Выйдя на шоссе, он уселся на автобусной остановке возле почты на скамейке, пожертвованной, как гласила прикрепленная к ней медная дощечка, местной сберегательной кассой. Дома были так далеко, что почти уже не отличались один от другого; когда зазвонили колокола на колокольне, их нельзя было разглядеть. Самолет пролетел над ним так высоко, что он его не увидел; только раз что-то блеснуло. Рядом с ним по скамейке тянулся высохший след улитки. Под скамейкой трава была еще мокрой от ночной росы; целлофановая обертка от пачки сигарет вся запотела. Слева от себя он увидел… Справа от него был… За собой он увидел… Он проголодался и пошел дальше.

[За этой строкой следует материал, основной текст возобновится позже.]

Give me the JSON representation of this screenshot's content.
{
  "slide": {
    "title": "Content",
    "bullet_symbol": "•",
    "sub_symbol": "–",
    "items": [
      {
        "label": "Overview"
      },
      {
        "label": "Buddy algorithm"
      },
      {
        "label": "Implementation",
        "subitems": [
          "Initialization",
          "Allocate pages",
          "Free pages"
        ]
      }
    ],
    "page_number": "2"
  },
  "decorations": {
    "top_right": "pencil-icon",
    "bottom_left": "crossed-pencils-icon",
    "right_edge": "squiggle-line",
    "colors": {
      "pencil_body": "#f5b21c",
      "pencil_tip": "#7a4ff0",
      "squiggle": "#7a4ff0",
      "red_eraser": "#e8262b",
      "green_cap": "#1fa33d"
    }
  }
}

Снова в пивной. Блох заказал мясное ассорти. Официантка нарезала хлеборезкой хлеба и колбасы и принесла ломтики колбасы на тарелке; сверху она мазнула их горчицей. Блох ел, уже темнело. На улице кто-то из детей, играя в прятки, так хорошо спрятался, что его и не нашли. Лишь когда игра кончилась, Блох увидел, как мальчик шел по опустевшей улице. Он отодвинул от себя тарелку, отодвинул от себя подставку для пива, отодвинул солонку. Официантка уложила девочку в кровать. Позднее девочка вернулась в зал и в ночной рубашке бегала взад и вперед среди посетителей. С пола время от времени взлетала моль.